How to remove paint from wood is an adventure in throwing out bathwater (old paint), sans babies (wood). It’s also an example of a time that DuPont’s classic slogan, “better living through chemistry.” proves somewhat true.
In essence, the idea is to apply a paint remover for wood, wait for it to do its stuff, and come around behind it to clean up the constructive (or at least constructively destructive) mess that it made.
How to Remove Paint from Wood
If it’s affordable for you, the best way to remove paint from wood is to bring in a professional painting company. Why? Because the chemicals used in the process are inherently quite caustic, which is to say dangerous. If you must do it yourself, then you must do it outside or at least in a well-ventilated room. You’ll also want to wear some pretty beefy gloves, long sleeves, goggles, and maybe even a respirator.
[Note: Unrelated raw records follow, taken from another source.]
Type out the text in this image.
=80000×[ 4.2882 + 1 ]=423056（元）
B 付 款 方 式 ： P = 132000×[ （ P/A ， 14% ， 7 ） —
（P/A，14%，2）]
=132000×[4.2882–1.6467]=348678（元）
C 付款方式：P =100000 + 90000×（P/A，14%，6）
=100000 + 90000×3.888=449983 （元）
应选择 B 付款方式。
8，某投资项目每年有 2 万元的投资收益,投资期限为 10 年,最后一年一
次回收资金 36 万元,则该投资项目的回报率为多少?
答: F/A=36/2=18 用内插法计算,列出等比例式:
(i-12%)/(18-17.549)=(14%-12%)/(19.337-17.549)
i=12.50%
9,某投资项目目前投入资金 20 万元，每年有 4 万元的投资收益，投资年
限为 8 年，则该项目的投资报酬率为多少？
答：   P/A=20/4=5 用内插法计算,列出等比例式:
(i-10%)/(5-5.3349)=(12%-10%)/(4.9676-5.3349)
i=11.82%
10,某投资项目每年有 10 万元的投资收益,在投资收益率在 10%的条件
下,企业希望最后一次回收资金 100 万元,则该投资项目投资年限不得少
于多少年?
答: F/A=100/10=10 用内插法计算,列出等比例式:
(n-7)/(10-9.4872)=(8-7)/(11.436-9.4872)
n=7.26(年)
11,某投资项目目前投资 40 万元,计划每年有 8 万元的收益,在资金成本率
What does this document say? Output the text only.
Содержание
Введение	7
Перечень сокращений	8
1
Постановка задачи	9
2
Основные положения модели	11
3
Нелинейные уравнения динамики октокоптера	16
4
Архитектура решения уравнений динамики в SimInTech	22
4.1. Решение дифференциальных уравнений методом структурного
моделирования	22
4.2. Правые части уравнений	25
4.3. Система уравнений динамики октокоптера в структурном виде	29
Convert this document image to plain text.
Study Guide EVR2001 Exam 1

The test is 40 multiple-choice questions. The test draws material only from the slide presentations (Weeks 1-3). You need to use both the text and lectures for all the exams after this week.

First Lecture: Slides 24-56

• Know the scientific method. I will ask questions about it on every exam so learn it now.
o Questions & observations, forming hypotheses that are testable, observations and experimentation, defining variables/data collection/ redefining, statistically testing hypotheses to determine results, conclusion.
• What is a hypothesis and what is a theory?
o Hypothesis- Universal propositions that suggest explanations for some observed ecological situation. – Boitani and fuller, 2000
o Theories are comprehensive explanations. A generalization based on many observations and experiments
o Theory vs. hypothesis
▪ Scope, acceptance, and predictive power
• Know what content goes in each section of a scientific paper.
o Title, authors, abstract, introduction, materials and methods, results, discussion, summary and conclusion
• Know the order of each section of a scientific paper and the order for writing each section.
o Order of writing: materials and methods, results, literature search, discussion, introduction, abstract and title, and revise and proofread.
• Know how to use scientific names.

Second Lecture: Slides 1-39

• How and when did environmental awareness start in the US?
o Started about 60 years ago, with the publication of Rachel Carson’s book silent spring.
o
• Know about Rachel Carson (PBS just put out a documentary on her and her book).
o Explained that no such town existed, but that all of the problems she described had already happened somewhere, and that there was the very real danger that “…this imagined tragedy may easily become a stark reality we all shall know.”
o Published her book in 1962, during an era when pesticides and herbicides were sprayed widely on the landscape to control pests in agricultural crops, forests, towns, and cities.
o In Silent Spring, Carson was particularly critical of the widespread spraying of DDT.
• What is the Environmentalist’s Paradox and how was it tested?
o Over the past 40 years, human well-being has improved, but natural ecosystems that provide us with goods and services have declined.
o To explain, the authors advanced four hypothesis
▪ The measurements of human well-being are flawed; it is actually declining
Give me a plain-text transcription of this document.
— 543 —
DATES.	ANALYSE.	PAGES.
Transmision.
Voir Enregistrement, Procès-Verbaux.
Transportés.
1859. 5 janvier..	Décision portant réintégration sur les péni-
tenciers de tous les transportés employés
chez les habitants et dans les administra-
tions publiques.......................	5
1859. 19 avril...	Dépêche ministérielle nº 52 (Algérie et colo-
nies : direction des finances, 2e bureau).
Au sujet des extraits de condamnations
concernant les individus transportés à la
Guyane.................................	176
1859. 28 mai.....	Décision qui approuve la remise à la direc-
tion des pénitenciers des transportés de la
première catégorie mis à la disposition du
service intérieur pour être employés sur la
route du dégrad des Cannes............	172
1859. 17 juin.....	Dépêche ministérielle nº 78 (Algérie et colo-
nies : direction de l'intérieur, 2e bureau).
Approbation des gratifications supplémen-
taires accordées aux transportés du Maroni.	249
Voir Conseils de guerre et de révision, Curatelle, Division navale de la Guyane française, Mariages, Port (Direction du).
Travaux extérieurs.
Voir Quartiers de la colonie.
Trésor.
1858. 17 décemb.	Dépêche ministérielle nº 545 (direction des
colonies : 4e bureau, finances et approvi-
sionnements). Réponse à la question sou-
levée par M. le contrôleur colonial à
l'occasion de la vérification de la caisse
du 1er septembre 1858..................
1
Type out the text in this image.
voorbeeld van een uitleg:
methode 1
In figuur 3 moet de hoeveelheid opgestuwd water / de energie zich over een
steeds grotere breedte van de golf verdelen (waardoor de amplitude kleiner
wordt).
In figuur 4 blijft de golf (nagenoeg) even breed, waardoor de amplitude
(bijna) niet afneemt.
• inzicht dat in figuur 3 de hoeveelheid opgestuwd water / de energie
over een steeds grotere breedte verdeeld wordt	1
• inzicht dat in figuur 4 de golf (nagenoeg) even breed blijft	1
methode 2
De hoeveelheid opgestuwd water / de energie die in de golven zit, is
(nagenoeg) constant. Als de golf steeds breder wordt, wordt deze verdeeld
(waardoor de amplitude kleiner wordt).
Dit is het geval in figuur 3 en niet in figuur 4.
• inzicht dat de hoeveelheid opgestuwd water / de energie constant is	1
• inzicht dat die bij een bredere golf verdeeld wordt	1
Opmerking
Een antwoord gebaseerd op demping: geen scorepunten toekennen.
Also, follow the manufacturer’s instructions exactly.
Broadly, the instructions will tell you to apply the paint remover, wait for somewhere around 20 minutes, and come back with a scraper to scrape both the paint and the paint remover off. Remember to bring something you can shake the paint and remover from the scraper into.
Types of Paint Remover for Wood
Most types of paint remover for wood contain methylene-chloride. This chemical is the main (but not the only) reason to do the work outside and wear protective equipment. But if you’re especially sensitive–or just like to spend your time around fewer poisons–you’ll want to look into what are called “safe strippers”.
These are solutions that don’t contain methylene-chloride but still get the job done, albeit more slowly and with more and harder work. They also tend to evaporate more quickly so it’s more important to work on one small section at a time and to cover your work with waxed paper during waiting periods.
How to Remove Paint From Wood Trim
Stop! All of the above is not how to remove paint from wood trim.
If that’s what you’re after, use denatured alcohol instead of the methylene-chloride paint removers for wood that we discussed. Just get it on a rough rag and start rubbing. This works if the paint on the door jam is latex-based. If after a few minutes, you find that it’s not working, then you probably have oil-based paint. In that case, you’ll just have to attack it with sandpaper. Careful–don’t sand too hard or you’ll damage the wood.
Again, just call in a pro. It won’t be that expensive of a job and you’ll know it will be done thoroughly and safely. You can DIY the subsequent paint job if you’d like.
For the die-hard DIYers, pick up some caustic paint remover for wood, a scraper, and some steel wool and follow the instructions on the paint remover very carefully.